- Citigroup projects S&P 500 to reach 7,700 by end-2026, implying about 13% upside from late December 2025 levels, driven by accommodative Federal Reserve policy and above-consensus earnings growth.
- The forecast hinges on a shift from AI "enablers" like hyperscalers to "adopters" across broader sectors, fueling a "Great Broadening" that favors value, cyclicals, small-caps, and financials.
- With this base case, Citi emerges as the most bullish among major Wall Street banks, slightly outpacing the Street consensus of around 7,500, amid expectations of resilient U.S. economic performance.

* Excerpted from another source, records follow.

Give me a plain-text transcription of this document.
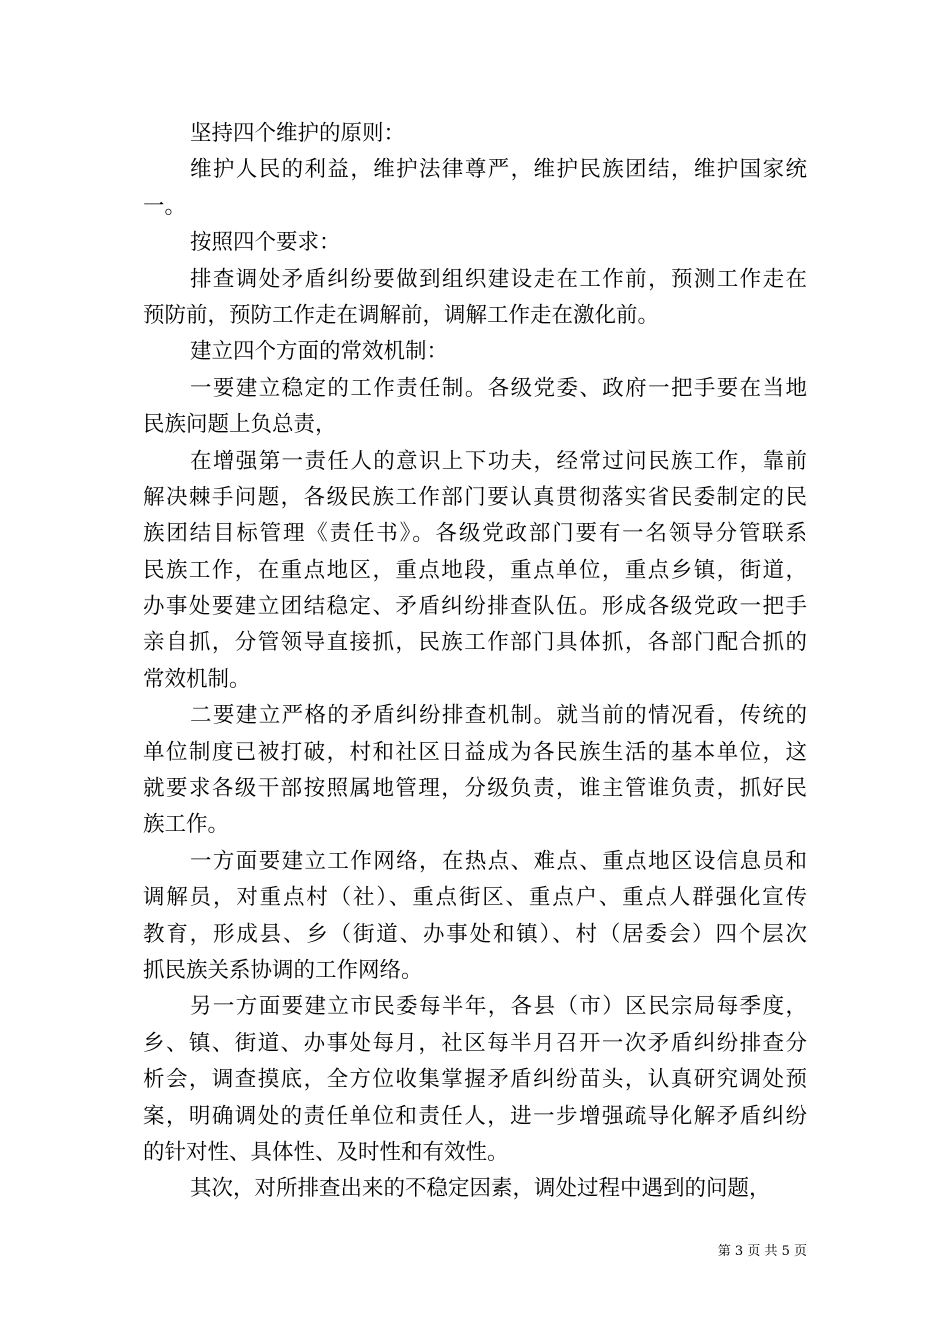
坚持四个维护的原则：
维护人民的利益，维护法律尊严，维护民族团结，维护国家统
一。
按照四个要求：
排查调处矛盾纠纷要做到组织建设走在工作前，预测工作走在
预防前，预防工作走在调解前，调解工作走在激化前。
建立四个方面的常效机制：
一要建立稳定的工作责任制。各级党委、政府一把手要在当地
民族问题上负总责，
在增强第一责任人的意识上下功夫，经常过问民族工作，靠前
解决棘手问题，各级民族工作部门要认真贯彻落实省民委制定的民
族团结目标管理《责任书》。各级党政部门要有一名领导分管联系
民族工作，在重点地区，重点地段，重点单位，重点乡镇，街道，
办事处要建立团结稳定、矛盾纠纷排查队伍。形成各级党政一把手
亲自抓，分管领导直接抓，民族工作部门具体抓，各部门配合抓的
常效机制。
二要建立严格的矛盾纠纷排查机制。就当前的情况看，传统的
单位制度已被打破，村和社区日益成为各民族生活的基本单位，这
就要求各级干部按照属地管理，分级负责，谁主管谁负责，抓好民
族工作。
一方面要建立工作网络，在热点、难点、重点地区设信息员和
调解员，对重点村（社）、重点街区、重点户、重点人群强化宣传
教育，形成县、乡（街道、办事处和镇）、村（居委会）四个层次
抓民族关系协调的工作网络。
另一方面要建立市民委每半年，各县（市）区民宗局每季度，
乡、镇、街道、办事处每月，社区每半月召开一次矛盾纠纷排查分
析会，调查摸底，全方位收集掌握矛盾纠纷苗头，认真研究调处预
案，明确调处的责任单位和责任人，进一步增强疏导化解矛盾纠纷
的针对性、具体性、及时性和有效性。
其次，对所排查出来的不稳定因素，调处过程中遇到的问题，
第 3 页 共 5 页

In a move that underscores growing optimism for U.S. equities, Citigroup has released its 2026 S&P 500 forecast, setting a base case target of 7,700 by year-end. This projection, the last from a major Wall Street bank, suggests roughly 13% upside from late December 2025 levels, according to strategists including Scott Chronert, Drew Pettit, Patrick Galvin, and Rob Rowe. The outlook arrives as markets navigate the bull market's fourth year, with Citi citing a combination of Federal Reserve rate cuts, fiscal stimulus, and a pivotal transition in artificial intelligence adoption as key drivers.

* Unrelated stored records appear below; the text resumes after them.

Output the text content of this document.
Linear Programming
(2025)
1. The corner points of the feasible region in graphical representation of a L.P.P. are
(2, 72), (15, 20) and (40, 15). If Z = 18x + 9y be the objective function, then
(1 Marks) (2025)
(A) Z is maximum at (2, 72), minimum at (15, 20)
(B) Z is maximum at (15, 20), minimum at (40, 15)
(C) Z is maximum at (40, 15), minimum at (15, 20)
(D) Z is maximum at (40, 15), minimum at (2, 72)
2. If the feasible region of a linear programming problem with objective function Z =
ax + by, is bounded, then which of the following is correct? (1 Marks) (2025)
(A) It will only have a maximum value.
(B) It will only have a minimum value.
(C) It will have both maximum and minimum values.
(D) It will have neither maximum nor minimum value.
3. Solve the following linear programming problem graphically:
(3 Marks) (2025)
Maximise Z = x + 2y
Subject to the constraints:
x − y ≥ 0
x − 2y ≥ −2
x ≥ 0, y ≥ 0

Behind the numbers lies a detailed earnings narrative. Citi expects S&P 500 earnings per share to climb to $320, surpassing the Street consensus of $310, supported by above-consensus economic growth. "We're seeing a cyclical recovery that's more robust than many anticipate," one strategist familiar with the matter said, pointing to resilient consumer spending and corporate investment. The forecast assumes two Fed rate cuts in early 2026, faster than currently priced in, which could push the 10-year Treasury yield down to 3.75% and bolster equity valuations. Fiscal impulse from U.S. legislation, referred to internally as the "OBBBA," is also factored in, providing a tailwind amid what Citi describes as a "Goldilocks" environment of stable inflation.
A central theme in Citi's analysis is the anticipated broadening of market performance. After two years of narrow gains dominated by AI enablers—such as hyperscalers that account for about 40% of the S&P 500's weight—the strategists predict a shift toward AI adopters across sectors like industrials, financials, and small-caps. This "Great Broadening" could reduce concentration risks and drive a rotation into value and cyclical stocks, with small-cap indices like the Russell 2000 (IWM) (IWM) poised for catch-up. "AI is a boom, not a bubble, but its benefits are spreading," Rob Rowe emphasized in a recent CNBC interview on December 26, 2025, highlighting how productivity gains might initially pressure unemployment but ultimately support broader earnings growth.
Market implications are already stirring. Citi's target, which implies a forward price-to-earnings ratio of about 24x based on its $320 EPS estimate, contrasts with current valuations near 25x, suggesting room for multiple expansion if earnings deliver. The bank outlines a bull case of 8,300 if earnings and productivity exceed expectations, versus a bear scenario of 5,700 on disappointments. In recommendations, strategists advise overweighting value, cyclicals, and small-caps, while noting that growth stocks will need "beats and raises" to justify elevated levels. Efforts to reach other major banks for comment on the divergence from consensus were unsuccessful, but industry sources indicate that targets generally cluster around 7,500, making Citi's outlook notably more aggressive.
Looking ahead, short-term volatility is expected from AI dispersion and sector rotation, but Citi remains confident in a sustained rally if fundamentals hold. The forecast aligns with global equity optimism yet remains U.S.-centric, acknowledging geopolitical uncertainties navigated in 2025. For investors, this signals a potential shift in portfolio strategies, with broader market participation offering opportunities beyond mega-cap tech. As one insider put it, "It's about catching the next wave of AI-driven growth, not just riding the first one."